商君書 / 算地
主操名利之柄、而能致功名者、數也。聖人審權以操柄、審數以使民。數者臣主之術、而國之要也。故萬乘失數而不危、臣主失術而不亂者、未之有也。今世主欲辟地治民而不審數、臣欲盡其事而不立術、故國有不服之民、主有不令之臣。
新字:主操名利之柄、而能致功名者、数也。聖人審権以操柄、審数以使民。数者臣主之術、而国之要也。故万乗失数而不危、臣主失術而不乱者、未之有也。今世主欲辟地治民而不審数、臣欲尽其事而不立術、故国有不服之民、主有不令之臣。
書き下し
主、名利の柄を操りて、能く功名を致す者は、數なり。聖人は權を審らかにして以て柄を操り、數を審らかにして以て民を使う。數なる者は臣主の術にして、國の要なり。故に萬乘、數を失いて危うからず、臣主、術を失いて亂れざる者は、未だこれ有らざるなり。
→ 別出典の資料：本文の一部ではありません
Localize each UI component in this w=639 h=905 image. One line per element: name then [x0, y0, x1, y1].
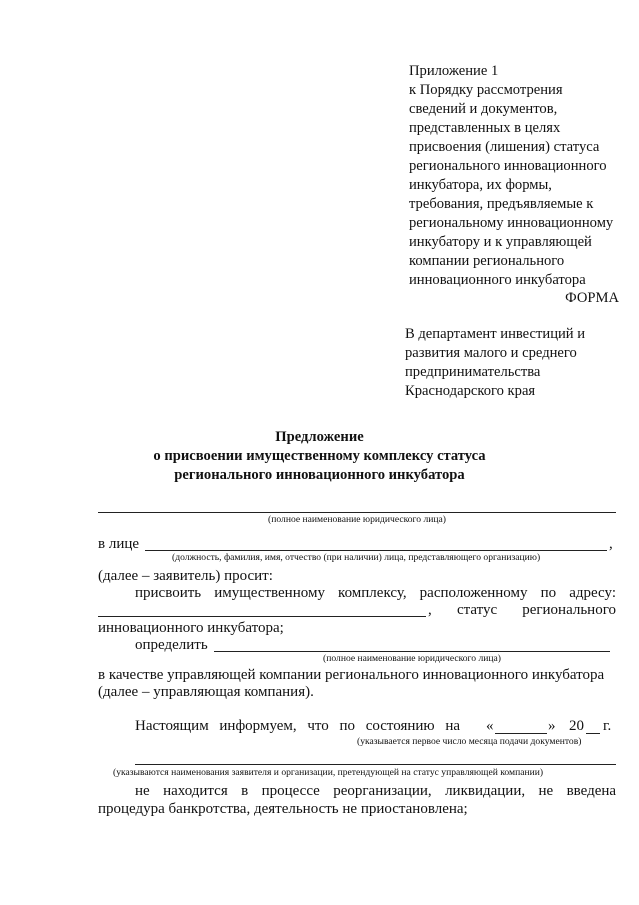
- appendix-line: представленных в целях: [409, 120, 561, 136]
- date-year-field-line: [586, 733, 600, 734]
- legal-name-field-line: [98, 512, 616, 513]
- date-year-prefix: 20: [569, 718, 584, 734]
- appendix-line: инкубатору и к управляющей: [409, 234, 592, 250]
- management-company-field-line: [214, 651, 610, 652]
- title-line-1: Предложение: [275, 429, 364, 445]
- appendix-line: инкубатора, их формы,: [409, 177, 552, 193]
- appendix-line: к Порядку рассмотрения: [409, 82, 563, 98]
- appendix-line: регионального инновационного: [409, 158, 607, 174]
- addressee-block: [405, 325, 585, 401]
- word: состоянию: [365, 718, 435, 734]
- appendix-line: Приложение 1: [409, 63, 499, 79]
- appendix-line: присвоения (лишения) статуса: [409, 139, 600, 155]
- word: по: [339, 718, 355, 734]
- document-title: [0, 428, 639, 485]
- title-line-3: регионального инновационного инкубатора: [174, 467, 465, 483]
- not-process-line: [135, 782, 616, 801]
- addressee-line: предпринимательства: [405, 364, 541, 380]
- word: реорганизации,: [333, 783, 432, 799]
- word: на: [445, 718, 461, 734]
- hint-legal-name: (полное наименование юридического лица): [268, 514, 446, 525]
- word: расположенному: [419, 585, 528, 601]
- form-label: ФОРМА: [565, 290, 619, 306]
- appendix-line: компании регионального: [409, 253, 565, 269]
- incubator-line: инновационного инкубатора;: [98, 620, 284, 636]
- word: процессе: [261, 783, 320, 799]
- word: в: [241, 783, 249, 799]
- word: статус: [457, 602, 498, 618]
- word: Настоящим: [135, 718, 209, 734]
- applicant-request: (далее – заявитель) просит:: [98, 568, 273, 584]
- word: адресу:: [569, 585, 616, 601]
- addressee-line: В департамент инвестиций и: [405, 326, 586, 342]
- addressee-line: развития малого и среднего: [405, 345, 577, 361]
- inform-words: [135, 717, 460, 736]
- title-line-2: о присвоении имущественному комплексу статуса: [153, 448, 486, 464]
- in-person-label: в лице: [98, 536, 140, 552]
- hint-date: (указывается первое число месяца подачи документов): [357, 736, 582, 747]
- word: комплексу,: [338, 585, 407, 601]
- date-day-field-line: [495, 733, 547, 734]
- date-open-quote: «: [486, 718, 494, 734]
- date-year-suffix: г.: [603, 718, 612, 734]
- in-person-comma: ,: [609, 536, 613, 552]
- names-field-line: [135, 764, 616, 765]
- date-close-quote: »: [548, 718, 556, 734]
- word: находится: [163, 783, 228, 799]
- as-management-line-1: в качестве управляющей компании регионального инновационного инкубатора: [98, 667, 605, 683]
- appendix-line: региональному инновационному: [409, 215, 614, 231]
- appendix-line: требования, предъявляемые к: [409, 196, 594, 212]
- word: информуем,: [219, 718, 297, 734]
- word: имущественному: [214, 585, 325, 601]
- word: регионального: [522, 602, 616, 618]
- bankruptcy-line: процедура банкротства, деятельность не приостановлена;: [98, 801, 468, 817]
- status-comma: ,: [428, 602, 432, 618]
- as-management-line-2: (далее – управляющая компания).: [98, 684, 314, 700]
- word: не: [538, 783, 554, 799]
- determine-label: определить: [135, 637, 208, 653]
- addressee-line: Краснодарского края: [405, 383, 536, 399]
- status-words: [457, 601, 616, 620]
- word: ликвидации,: [445, 783, 526, 799]
- word: не: [135, 783, 150, 799]
- appendix-block: [409, 62, 613, 290]
- word: присвоить: [135, 585, 202, 601]
- appendix-line: сведений и документов,: [409, 101, 558, 117]
- word: введена: [566, 783, 617, 799]
- hint-person: (должность, фамилия, имя, отчество (при наличии) лица, представляющего организацию): [172, 552, 541, 563]
- word: по: [540, 585, 557, 601]
- appendix-line: инновационного инкубатора: [409, 272, 586, 288]
- word: что: [307, 718, 329, 734]
- hint-names: (указываются наименования заявителя и организации, претендующей на статус управляющей компании): [113, 767, 544, 778]
- address-field-line: [98, 616, 426, 617]
- hint-legal-name-2: (полное наименование юридического лица): [323, 653, 501, 664]
- person-field-line: [145, 550, 607, 551]
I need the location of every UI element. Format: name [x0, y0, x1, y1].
今、世主は地を辟き民を治めんと欲して數を審らかにせず、臣はその事を盡くさんと欲して術を立てず。故に國に服せざるの民有り、主に令せざるの臣有り。
現代語訳
君主が名誉と利益という取っ手を握って功名を成し遂げられるのは、数によってである。聖人は権のありかを見きわめて取っ手を握り、数を見きわめて民を使う。数とは臣下と君主の技術であり、国の要である。だから万乗の大国が数を失って危うくならず、臣下と君主が技術を失って乱れなかった例は、いまだかつてない。ところが世の君主は領土を広げ民を治めようとしながら数を見きわめず、臣下は自分の職務を果たそうとしながら技術を立てない。だから国には従わない民があり、君主には命令の通らない臣下がいるのだ。
解説
「名利の柄を操る」——名誉と利益を取っ手として握れ、と言う。そして握るための方法が「数」である。人口、土地、収穫、兵力といった数字を把握してはじめて、賞罰の量が決められる。感覚で賞罰を配れば、その基準は君主の気分になり、そこから不服従が生まれる。「国に服せざるの民有り、主に令せざるの臣有り」——命令が通らないのは、権威が足りないからではなく、数を把握していないからだ、という診断である。指示が通らないと感じたとき、まず疑うべきは自分の数字の解像度かもしれない。